Vingt mille lieues sous les mers est un kaléidoscope. On peut déceler dans ce classique plusieurs niveaux de lecture. Autant la description du Nautilus et de l'écosystème marin me paraissaient féeriques plus jeune, autant je vois maintenant ce roman comme un feuilleton destiné pour un public extrêmement mercantile et porté sur des sujets matériels. C'est tout à fait compréhensible puisque nous sommes sous le Second empire. Pour valoriser une description et montrer la beauté d'un objet, d'une peinture ou d'un animal,
Jules Verne réalise à chaque fois une estimation financière de son sujet.
C'est systématique et devient particulièrement fatiguant à la longue. Est-ce à dessein?
J'ai cru même déceler une certaine forme d'ironie de l'auteur.
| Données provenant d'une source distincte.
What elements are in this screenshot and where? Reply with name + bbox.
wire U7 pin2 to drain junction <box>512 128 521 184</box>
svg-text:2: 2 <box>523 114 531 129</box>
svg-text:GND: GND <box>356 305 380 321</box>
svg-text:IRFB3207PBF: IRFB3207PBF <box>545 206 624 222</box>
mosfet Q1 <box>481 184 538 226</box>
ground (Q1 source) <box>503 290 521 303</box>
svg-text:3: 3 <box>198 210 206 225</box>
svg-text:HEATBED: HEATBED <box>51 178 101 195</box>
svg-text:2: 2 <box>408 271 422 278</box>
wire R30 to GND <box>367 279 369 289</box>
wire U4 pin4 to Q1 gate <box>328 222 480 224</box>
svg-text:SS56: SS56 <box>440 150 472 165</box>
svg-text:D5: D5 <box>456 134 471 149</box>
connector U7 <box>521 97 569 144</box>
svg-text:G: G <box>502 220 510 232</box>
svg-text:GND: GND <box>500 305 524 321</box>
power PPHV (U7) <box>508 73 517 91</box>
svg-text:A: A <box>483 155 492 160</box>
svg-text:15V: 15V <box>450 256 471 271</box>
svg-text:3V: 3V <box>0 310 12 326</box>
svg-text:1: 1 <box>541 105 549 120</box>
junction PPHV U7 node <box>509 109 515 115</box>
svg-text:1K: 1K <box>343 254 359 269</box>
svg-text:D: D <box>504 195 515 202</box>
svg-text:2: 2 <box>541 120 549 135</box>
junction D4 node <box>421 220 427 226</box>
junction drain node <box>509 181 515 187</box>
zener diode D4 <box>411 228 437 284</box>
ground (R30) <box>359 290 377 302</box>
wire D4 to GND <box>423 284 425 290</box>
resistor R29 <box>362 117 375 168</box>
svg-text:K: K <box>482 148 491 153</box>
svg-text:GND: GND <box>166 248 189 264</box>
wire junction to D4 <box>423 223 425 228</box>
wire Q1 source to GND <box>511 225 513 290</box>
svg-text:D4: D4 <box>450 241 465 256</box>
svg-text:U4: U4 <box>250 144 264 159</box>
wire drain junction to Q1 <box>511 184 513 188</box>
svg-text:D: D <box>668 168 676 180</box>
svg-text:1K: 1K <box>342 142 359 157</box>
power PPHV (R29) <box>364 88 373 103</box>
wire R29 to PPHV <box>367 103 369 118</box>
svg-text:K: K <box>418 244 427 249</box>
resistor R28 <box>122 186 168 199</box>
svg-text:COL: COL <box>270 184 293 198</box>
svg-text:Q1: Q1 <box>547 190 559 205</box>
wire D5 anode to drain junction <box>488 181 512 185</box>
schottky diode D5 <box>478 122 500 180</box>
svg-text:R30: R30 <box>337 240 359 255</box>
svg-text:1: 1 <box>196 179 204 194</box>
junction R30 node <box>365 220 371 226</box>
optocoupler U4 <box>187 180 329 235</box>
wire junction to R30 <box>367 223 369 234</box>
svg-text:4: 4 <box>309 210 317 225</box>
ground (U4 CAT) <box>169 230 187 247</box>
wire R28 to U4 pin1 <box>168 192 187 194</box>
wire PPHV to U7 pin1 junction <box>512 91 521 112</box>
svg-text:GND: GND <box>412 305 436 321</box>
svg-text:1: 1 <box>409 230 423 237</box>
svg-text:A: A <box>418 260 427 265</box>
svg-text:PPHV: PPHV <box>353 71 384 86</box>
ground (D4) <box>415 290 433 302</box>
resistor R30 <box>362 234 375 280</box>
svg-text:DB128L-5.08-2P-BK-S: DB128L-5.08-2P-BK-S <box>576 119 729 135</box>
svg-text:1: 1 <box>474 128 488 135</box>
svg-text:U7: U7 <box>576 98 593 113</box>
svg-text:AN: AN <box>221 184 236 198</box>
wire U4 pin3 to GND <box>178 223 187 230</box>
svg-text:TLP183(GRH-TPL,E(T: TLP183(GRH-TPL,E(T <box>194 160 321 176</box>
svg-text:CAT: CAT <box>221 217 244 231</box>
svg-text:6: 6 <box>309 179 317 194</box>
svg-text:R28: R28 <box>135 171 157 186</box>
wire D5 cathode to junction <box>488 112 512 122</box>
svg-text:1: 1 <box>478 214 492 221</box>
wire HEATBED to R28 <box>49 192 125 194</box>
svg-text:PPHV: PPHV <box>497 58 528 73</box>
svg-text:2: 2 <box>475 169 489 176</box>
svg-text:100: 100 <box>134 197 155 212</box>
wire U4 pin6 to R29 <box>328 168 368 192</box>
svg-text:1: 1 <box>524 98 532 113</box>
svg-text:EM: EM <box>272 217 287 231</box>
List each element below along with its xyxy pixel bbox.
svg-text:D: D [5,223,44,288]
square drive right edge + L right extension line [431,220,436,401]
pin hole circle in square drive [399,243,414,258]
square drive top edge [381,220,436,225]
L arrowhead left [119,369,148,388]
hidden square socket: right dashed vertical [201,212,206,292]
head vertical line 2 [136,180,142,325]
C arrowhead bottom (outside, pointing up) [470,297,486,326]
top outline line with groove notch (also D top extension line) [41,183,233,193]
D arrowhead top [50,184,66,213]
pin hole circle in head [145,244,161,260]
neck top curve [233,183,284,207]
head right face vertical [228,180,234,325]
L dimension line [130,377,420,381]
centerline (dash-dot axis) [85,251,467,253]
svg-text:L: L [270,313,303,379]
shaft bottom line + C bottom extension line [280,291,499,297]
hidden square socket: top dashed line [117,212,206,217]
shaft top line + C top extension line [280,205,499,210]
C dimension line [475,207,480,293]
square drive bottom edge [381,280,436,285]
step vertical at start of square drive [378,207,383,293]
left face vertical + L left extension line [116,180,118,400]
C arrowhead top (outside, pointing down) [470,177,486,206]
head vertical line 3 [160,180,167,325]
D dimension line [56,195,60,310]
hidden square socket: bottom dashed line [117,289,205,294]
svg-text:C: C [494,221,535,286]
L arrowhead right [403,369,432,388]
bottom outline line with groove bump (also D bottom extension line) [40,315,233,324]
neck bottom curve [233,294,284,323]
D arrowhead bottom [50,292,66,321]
Rappelons que ce dernier déplore la disparition des sciences humaines au profit des sciences techniques et de la finance dans
Paris au XXe siècle (interdit de publication par Hetzel et publié à titre posthume).
Le rapport au règne animal est absolument abject à travers les massacres massifs de la faune marine.
Mais c'était sans doute une vision du progrès et de la supériorité humaine sur les autres espèces de l'époque ou est-ce encore de l'ironie dissimulée?
Cette vision peut-être très incisive de Verne par effet d'accumulation des estimations des biens, d'oeuvres d'art, de matières premières naturelles, me rappelle les techniques de
Flaubert qui manifeste son propre ennui dans
Madame Bovary à travers l'épisode de Rouen. Tandis qu'Emma fait l'amour dans un fiacre, les noms des rues à travers lesquelles déambule le cocher font allusion au sexe de bas niveau et de fait, à la médiocrité de l'héroïne. Une telle démarche pour critiquer de manière indirecte un sujet tel que les moeurs, semble plausible également avec
Jules Verne. A l'époque Hetzel fait respecter une ligne éditoriale particulièrement conforme aux attentes de la bourgeoisie. Un roman à lire et à relire pour voir les choses en grand...et parfois en plus petit.